Mercedes will attempt to become just the second team after Ferrari to win five consecutive world championship doubles at this weekend’s Brazilian GP.
With Lewis Hamilton clinching the team’s fifth successive drivers’ title in Mexico, Mercedes have a chance to wrap up another constructors’ crown at Interlagos ahead of Ferrari – a feat which would see them equal a significant F1 record held by their biggest rivals.
“I really want to win this constructors’ title for the team,” Hamilton told Sky F1. “It really means the world to the team.
“My sole goal now is to try and win these next two races and give them that.”
Mercedes hold a 55-point advantage and need to be 43 points ahead by end of Sunday’s race to clinch the teams’ championship with a race to spare.

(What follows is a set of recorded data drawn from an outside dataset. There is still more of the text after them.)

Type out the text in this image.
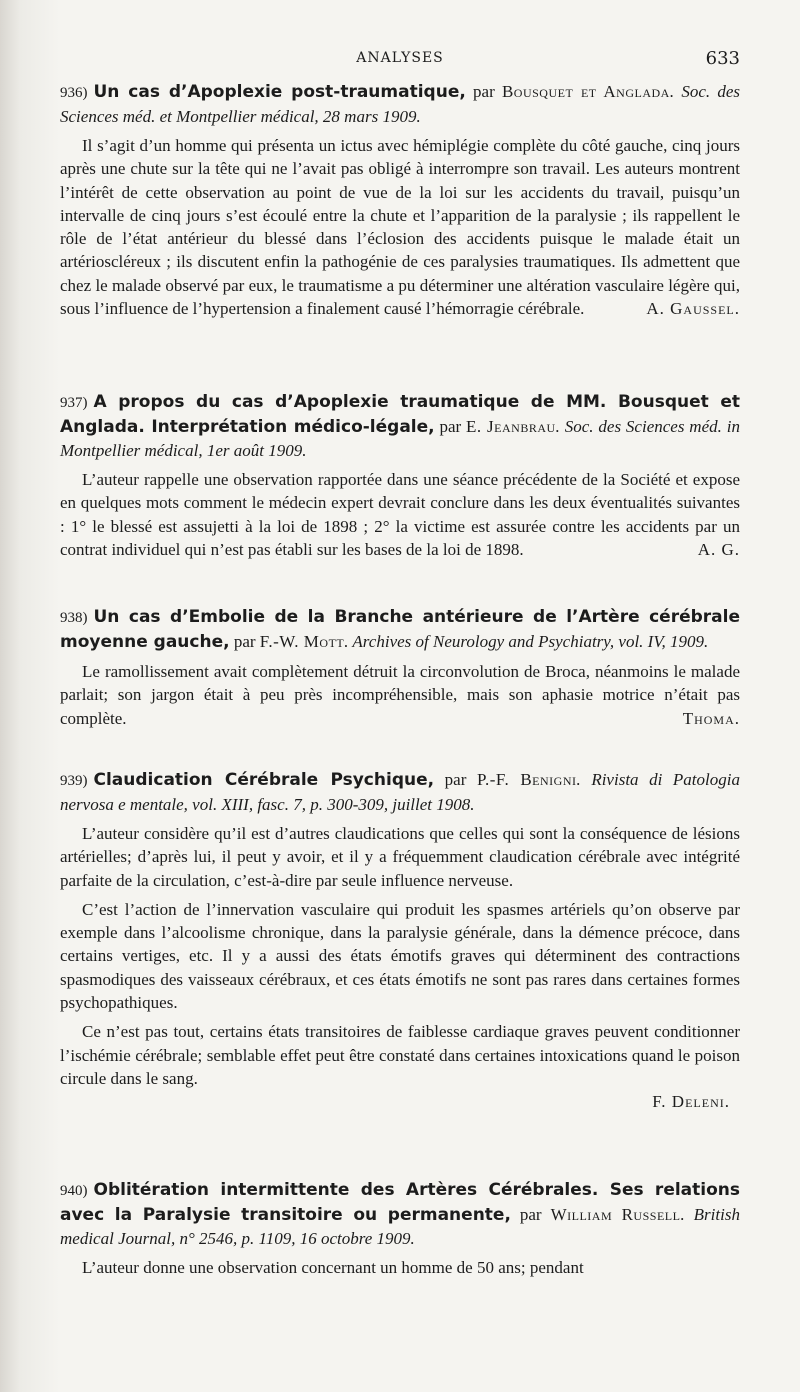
ANALYSES	633

936) Un cas d’Apoplexie post-traumatique, par Bousquet et Anglada. Soc. des Sciences méd. et Montpellier médical, 28 mars 1909.

Il s’agit d’un homme qui présenta un ictus avec hémiplégie complète du côté gauche, cinq jours après une chute sur la tête qui ne l’avait pas obligé à interrompre son travail. Les auteurs montrent l’intérêt de cette observation au point de vue de la loi sur les accidents du travail, puisqu’un intervalle de cinq jours s’est écoulé entre la chute et l’apparition de la paralysie ; ils rappellent le rôle de l’état antérieur du blessé dans l’éclosion des accidents puisque le malade était un artérioscléreux ; ils discutent enfin la pathogénie de ces paralysies traumatiques. Ils admettent que chez le malade observé par eux, le traumatisme a pu déterminer une altération vasculaire légère qui, sous l’influence de l’hypertension a finalement causé l’hémorragie cérébrale.	A. Gaussel.

937) A propos du cas d’Apoplexie traumatique de MM. Bousquet et Anglada. Interprétation médico-légale, par E. Jeanbrau. Soc. des Sciences méd. in Montpellier médical, 1er août 1909.

L’auteur rappelle une observation rapportée dans une séance précédente de la Société et expose en quelques mots comment le médecin expert devrait conclure dans les deux éventualités suivantes : 1° le blessé est assujetti à la loi de 1898 ; 2° la victime est assurée contre les accidents par un contrat individuel qui n’est pas établi sur les bases de la loi de 1898.	A. G.

938) Un cas d’Embolie de la Branche antérieure de l’Artère cérébrale moyenne gauche, par F.-W. Mott. Archives of Neurology and Psychiatry, vol. IV, 1909.

Le ramollissement avait complètement détruit la circonvolution de Broca, néanmoins le malade parlait; son jargon était à peu près incompréhensible, mais son aphasie motrice n’était pas complète.	Thoma.

939) Claudication Cérébrale Psychique, par P.-F. Benigni. Rivista di Patologia nervosa e mentale, vol. XIII, fasc. 7, p. 300-309, juillet 1908.

L’auteur considère qu’il est d’autres claudications que celles qui sont la conséquence de lésions artérielles; d’après lui, il peut y avoir, et il y a fréquemment claudication cérébrale avec intégrité parfaite de la circulation, c’est-à-dire par seule influence nerveuse.

C’est l’action de l’innervation vasculaire qui produit les spasmes artériels qu’on observe par exemple dans l’alcoolisme chronique, dans la paralysie générale, dans la démence précoce, dans certains vertiges, etc. Il y a aussi des états émotifs graves qui déterminent des contractions spasmodiques des vaisseaux cérébraux, et ces états émotifs ne sont pas rares dans certaines formes psychopathiques.

Ce n’est pas tout, certains états transitoires de faiblesse cardiaque graves peuvent conditionner l’ischémie cérébrale; semblable effet peut être constaté dans certaines intoxications quand le poison circule dans le sang.

F. Deleni.

940) Oblitération intermittente des Artères Cérébrales. Ses relations avec la Paralysie transitoire ou permanente, par William Russell. British medical Journal, n° 2546, p. 1109, 16 octobre 1909.

L’auteur donne une observation concernant un homme de 50 ans; pendant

That means Ferrari must outscore Mercedes by 13 points to extend the fight on to the season finale in Abu Dhabi on November 25.
Ferrari have outscored Mercedes in each of the last two races to stay in the hunt – by 12 points in Austin and 11 points in Mexico – but require an even stronger weekend in Brazil to take it down to the wire.
The Brazilian GP is exclusively live on Sky Sports this weekend. Sunday’s race begins at 5.10pm – and is also being broadcast on Sky One.
History beckons for Mercedes
While Ferrari’s overall record of six Constructors’ Championship victories in a row (1999-2004) is safe for at least 12 months, Mercedes can match the Scuderia’s impressive run of five consecutive Drivers’ and Constructors’ Championships doubles.
Ferrari secured a clean sweep of titles between 2000 and 2004 with Michael Schumacher spearheading their challenge on the track in what stands as the longest period of dominance in F1.
Mercedes’ unbeaten run started in 2014 when the Brackley team emerged as the grid’s strongest force following the introduction of V6 turbo engines.
Hamilton keen to secure fifth double
Hamilton has twice previously wrapped the title up before the final round – with three races to spare in 2015 and two races left in 2017 – but has never won any of those subsequent five races, with his team-mates instead winning four of them.
However, after finishing only third and fourth respectively in the US-Mexico double header, Hamilton said: “I have no idea why I struggled so much in these last two and we all feel the pain of not winning those races and we still have the Constructors’ Championship to win, which I know will mean even more to all the guys back at the factory.”